La question de la production d’originaux électroniques ou de copies numériques devant les tribunaux reste entière (CA Caen 5 mars 2015, Jurisprudence, TiPi Printemps 2015, E. Caprioli, CCE, mai 2015, Comm. n°47 ; CA Aix-en-Provence, 8e ch. A, 26 juin 2014, E. Caprioli, CCE. 2014, comm. 90 ; CA Nancy, ch. civ. 2, 14 févr. 2013, E. Caprioli, Première décision sur la preuve et la signature électroniques d'un contrat de crédit à la consommation, CCE 2013, étude 11 ; JCP G 2013, n° 18, comm. 497 ; CA Douai, 8e ch., 1re sect, 2 mai 2013, E. Caprioli, CCE. 2014, comm. 22). Dans son arrêt du 4 juillet 2014, la Cour d’appel de Lyon a dû répondre à la question de savoir si, à défaut de produire des originaux, des copies de contrats numérisés et archivés sont valablement recevables en justice pour prouver leur existence et leur régularité.

En l’espèce, une banque, se prévalant de créances impayées, a assigné en paiement les époux A. pour des prêts contractés individuellement et solidairement. Mais le juge  d’instance l’a débouté de toutes ses demandes en remboursement dans un jugement du 29 janvier 2013 au motif que

« la caisse ne produisait pas les originaux des offres préalables des contrats de crédit sur lesquelles elle fonde ses demandes ».
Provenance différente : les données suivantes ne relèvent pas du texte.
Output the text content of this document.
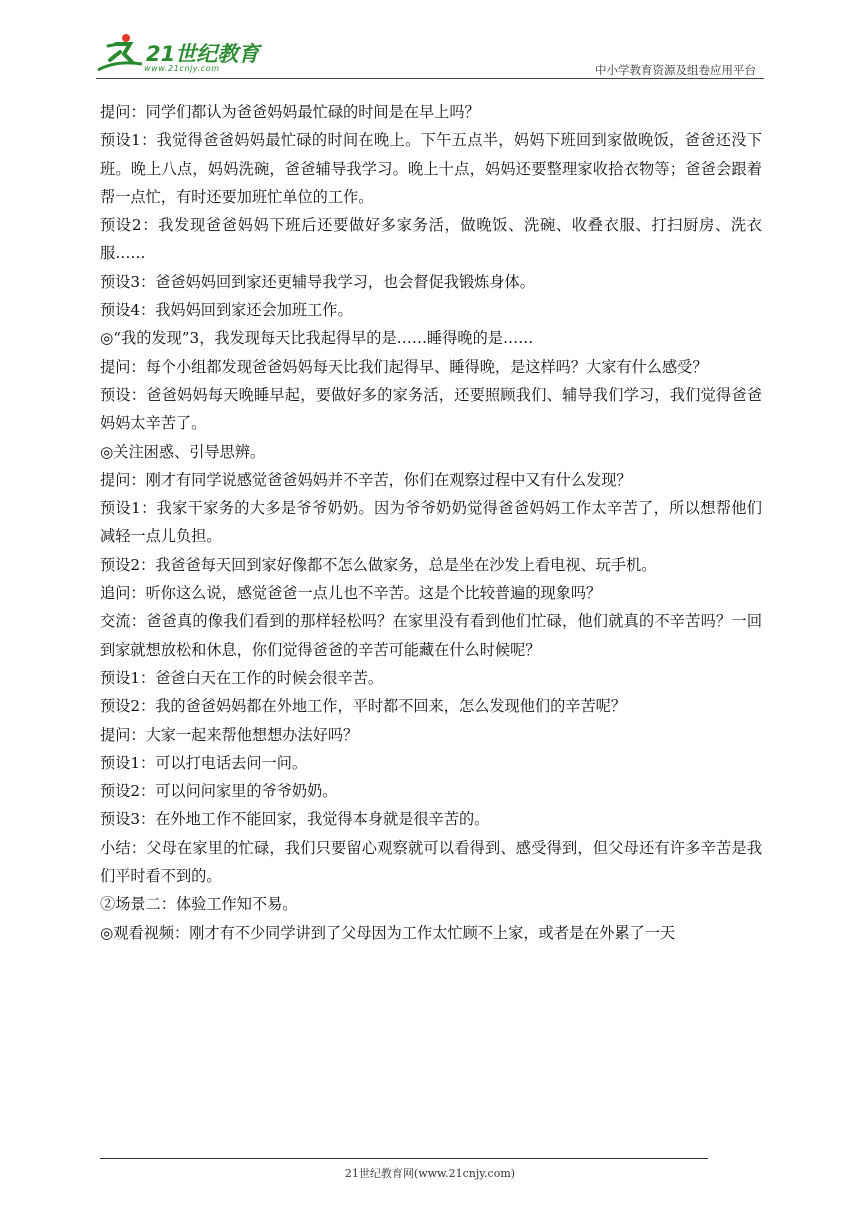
21世纪教育
www.21cnjy.com	中小学教育资源及组卷应用平台

提问：同学们都认为爸爸妈妈最忙碌的时间是在早上吗？

预设1：我觉得爸爸妈妈最忙碌的时间在晚上。下午五点半，妈妈下班回到家做晚饭，爸爸还没下班。晚上八点，妈妈洗碗，爸爸辅导我学习。晚上十点，妈妈还要整理家收拾衣物等；爸爸会跟着帮一点忙，有时还要加班忙单位的工作。

预设2：我发现爸爸妈妈下班后还要做好多家务活，做晚饭、洗碗、收叠衣服、打扫厨房、洗衣服……

预设3：爸爸妈妈回到家还更辅导我学习，也会督促我锻炼身体。

预设4：我妈妈回到家还会加班工作。

◎“我的发现”3，我发现每天比我起得早的是……睡得晚的是……

提问：每个小组都发现爸爸妈妈每天比我们起得早、睡得晚，是这样吗？大家有什么感受？

预设：爸爸妈妈每天晚睡早起，要做好多的家务活，还要照顾我们、辅导我们学习，我们觉得爸爸妈妈太辛苦了。

◎关注困惑、引导思辨。

提问：刚才有同学说感觉爸爸妈妈并不辛苦，你们在观察过程中又有什么发现？

预设1：我家干家务的大多是爷爷奶奶。因为爷爷奶奶觉得爸爸妈妈工作太辛苦了，所以想帮他们减轻一点儿负担。

预设2：我爸爸每天回到家好像都不怎么做家务，总是坐在沙发上看电视、玩手机。

追问：听你这么说，感觉爸爸一点儿也不辛苦。这是个比较普遍的现象吗？

交流：爸爸真的像我们看到的那样轻松吗？在家里没有看到他们忙碌，他们就真的不辛苦吗？一回到家就想放松和休息，你们觉得爸爸的辛苦可能藏在什么时候呢？

预设1：爸爸白天在工作的时候会很辛苦。

预设2：我的爸爸妈妈都在外地工作，平时都不回来，怎么发现他们的辛苦呢？

提问：大家一起来帮他想想办法好吗？

预设1：可以打电话去问一问。

预设2：可以问问家里的爷爷奶奶。

预设3：在外地工作不能回家，我觉得本身就是很辛苦的。

小结：父母在家里的忙碌，我们只要留心观察就可以看得到、感受得到，但父母还有许多辛苦是我们平时看不到的。

②场景二：体验工作知不易。

◎观看视频：刚才有不少同学讲到了父母因为工作太忙顾不上家，或者是在外累了一天

21世纪教育网(www.21cnjy.com)
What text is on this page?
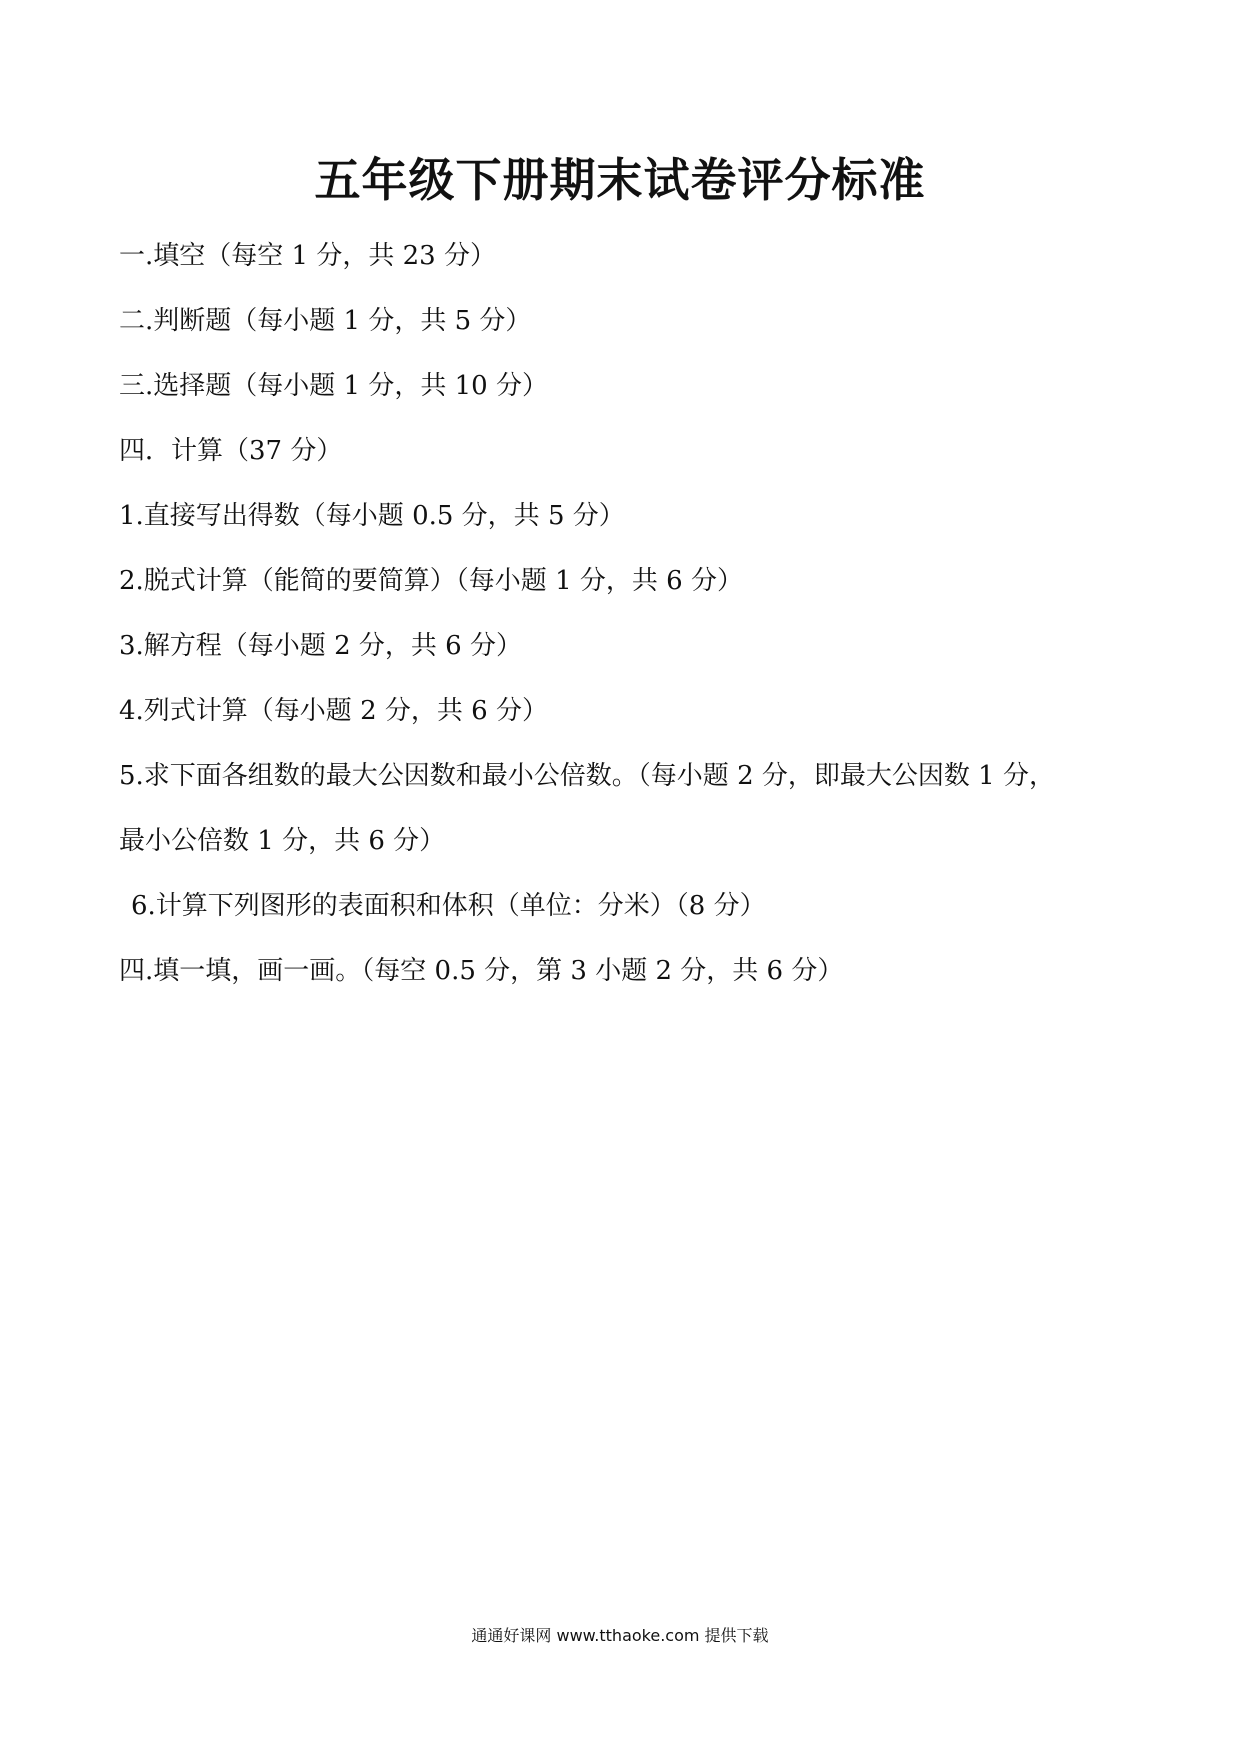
五年级下册期末试卷评分标准
一.填空（每空 1 分，共 23 分）
二.判断题（每小题 1 分，共 5 分）
三.选择题（每小题 1 分，共 10 分）
四．计算（37 分）
1.直接写出得数（每小题 0.5 分，共 5 分）
2.脱式计算（能简的要简算）（每小题 1 分，共 6 分）
3.解方程（每小题 2 分，共 6 分）
4.列式计算（每小题 2 分，共 6 分）
5.求下面各组数的最大公因数和最小公倍数。（每小题 2 分，即最大公因数 1 分，
最小公倍数 1 分，共 6 分）
6.计算下列图形的表面积和体积（单位：分米）（8 分）
四.填一填，画一画。（每空 0.5 分，第 3 小题 2 分，共 6 分）
通通好课网 www.tthaoke.com 提供下载
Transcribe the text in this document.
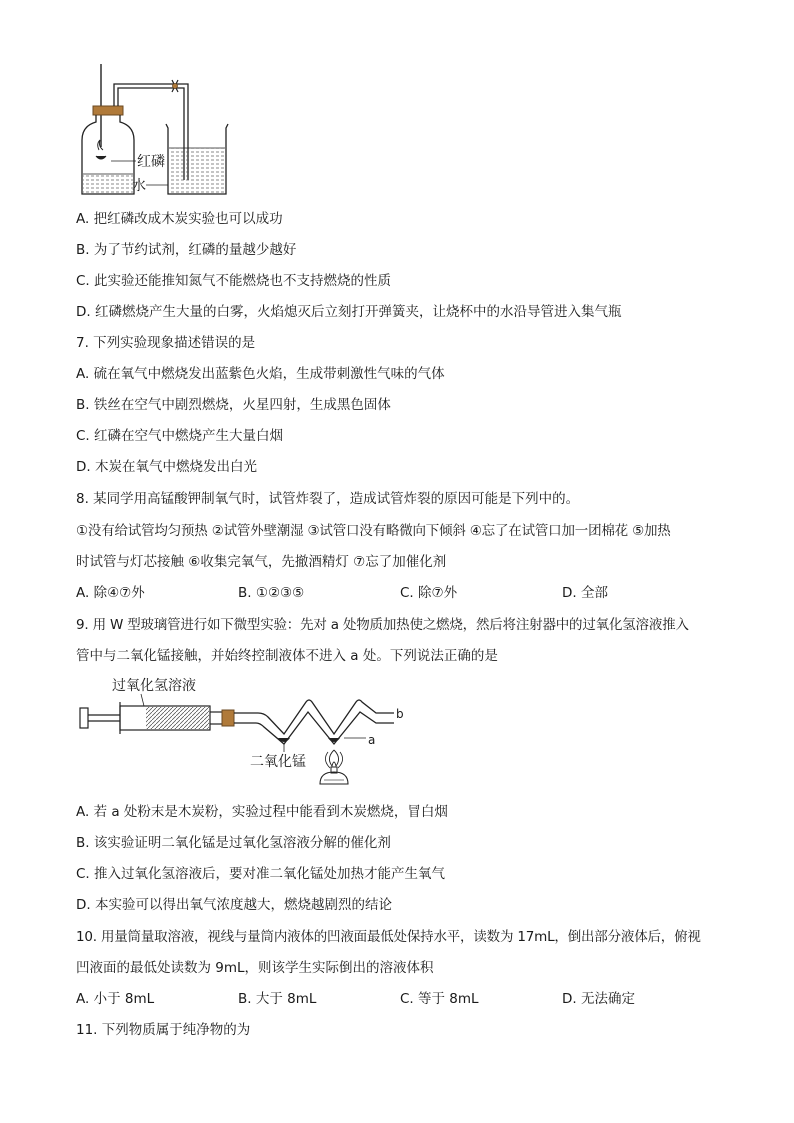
红磷
水
A. 把红磷改成木炭实验也可以成功
B. 为了节约试剂，红磷的量越少越好
C. 此实验还能推知氮气不能燃烧也不支持燃烧的性质
D. 红磷燃烧产生大量的白雾，火焰熄灭后立刻打开弹簧夹，让烧杯中的水沿导管进入集气瓶
7. 下列实验现象描述错误的是
A. 硫在氧气中燃烧发出蓝紫色火焰，生成带刺激性气味的气体
B. 铁丝在空气中剧烈燃烧，火星四射，生成黑色固体
C. 红磷在空气中燃烧产生大量白烟
D. 木炭在氧气中燃烧发出白光
8. 某同学用高锰酸钾制氧气时，试管炸裂了，造成试管炸裂的原因可能是下列中的。
①没有给试管均匀预热 ②试管外壁潮湿 ③试管口没有略微向下倾斜 ④忘了在试管口加一团棉花 ⑤加热
时试管与灯芯接触 ⑥收集完氧气，先撤酒精灯 ⑦忘了加催化剂
A. 除④⑦外	B. ①②③⑤	C. 除⑦外	D. 全部
9. 用 W 型玻璃管进行如下微型实验：先对 a 处物质加热使之燃烧，然后将注射器中的过氧化氢溶液推入
管中与二氧化锰接触，并始终控制液体不进入 a 处。下列说法正确的是
过氧化氢溶液
二氧化锰
a
b
A. 若 a 处粉末是木炭粉，实验过程中能看到木炭燃烧，冒白烟
B. 该实验证明二氧化锰是过氧化氢溶液分解的催化剂
C. 推入过氧化氢溶液后，要对准二氧化锰处加热才能产生氧气
D. 本实验可以得出氧气浓度越大，燃烧越剧烈的结论
10. 用量筒量取溶液，视线与量筒内液体的凹液面最低处保持水平，读数为 17mL，倒出部分液体后，俯视
凹液面的最低处读数为 9mL，则该学生实际倒出的溶液体积
A. 小于 8mL	B. 大于 8mL	C. 等于 8mL	D. 无法确定
11. 下列物质属于纯净物的为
Cette obligation incombant à la banque de fournir les offres de crédit originales par écrit provient de  l’action conjuguée de l ’article L. 311-8 du Code de la consommation qui prévoit la remise en double exemplaire à l’emprunteur de  l’offre préalable de contrat de crédit à laquelle il a souhaité conclure, et de l’article 1341 du Code civil qui exige la production  d’un acte écrit, authentique ou sous seing privé, dès lors que la somme en jeu dans le contrat excède 1 500 euros. Cette dernière interjeta alors appel et demanda que lui soit appliquée  l’exception de  l’article 1348 du code civil en raison de son impossibilité  d’établir un écrit résultant  d’une perte involontaire des contrats durant la mise en place en interne  d’un système de dématérialisation et  d’archivage électronique de documents.

Sauf que par cette décision, la Cour d’appel de Lyon a confirmé l’absence de preuves versées par la banque pour étayer ses demandes en remboursement. En effet, la Cour a constaté que

« la Caisse de crédit Mutuel n’a produit aucune copie des exemplaires des offres de crédit litigieuses qui auraient été numérisées ».

En outre, les juges de la Cour d’appel rejettent en l’espèce l’application de  l’exception de  l’article 1348 du Code civil, et donc l’existence d’un cas fortuit, car  d’une part, la banque ne démontre pas que les trois offres de crédit litigieuses ont été égarées durant la mise en place par le groupe bancaire d’un système d’archivage électronique de documents, et d’autre part elle ne justifie pas de la signature et de l’acceptation par les emprunteurs des conditions générales stipulant que le contrat numérisé par la banque a la même force probante que l’original. Enfin, la Cour d’appel juge également que la banque ne peut se prévaloir  d’un commencement de preuve par écrit en vertu de  l’article 1347 du Code civil car celui-ci doit émaner « de celui contre lequel la demande est formée »,  c’est-à-dire en l ’occurrence des débiteurs et non  d’elle même.

Au demeurant, les juges de la Cour  d’appel ne se prononcent pas sur la recevabilité en justice de copies de contrats numérisés et archivés comme mode de preuve. Mais conformément au courant jurisprudentiel actuel, cette décision  n’entérine pas le refus de leur octroyer une force probante puisque la Cour aurait permis à la banque de  s’affranchir de rapporter une preuve écrite originale de ces offres préalables si cette dernière avait seulement caractérisé la réalité de leur perte par cas fortuit et qu’elle avait effectivement versées leurs copies d’archives « fidèles et durables » aux débats au sens de l’article 1348 al. 2 C.Civ (CA Douai 4 avril 2013, Inédit).


Dernière modification : le 31 juillet 2015 à 9 h 46 min.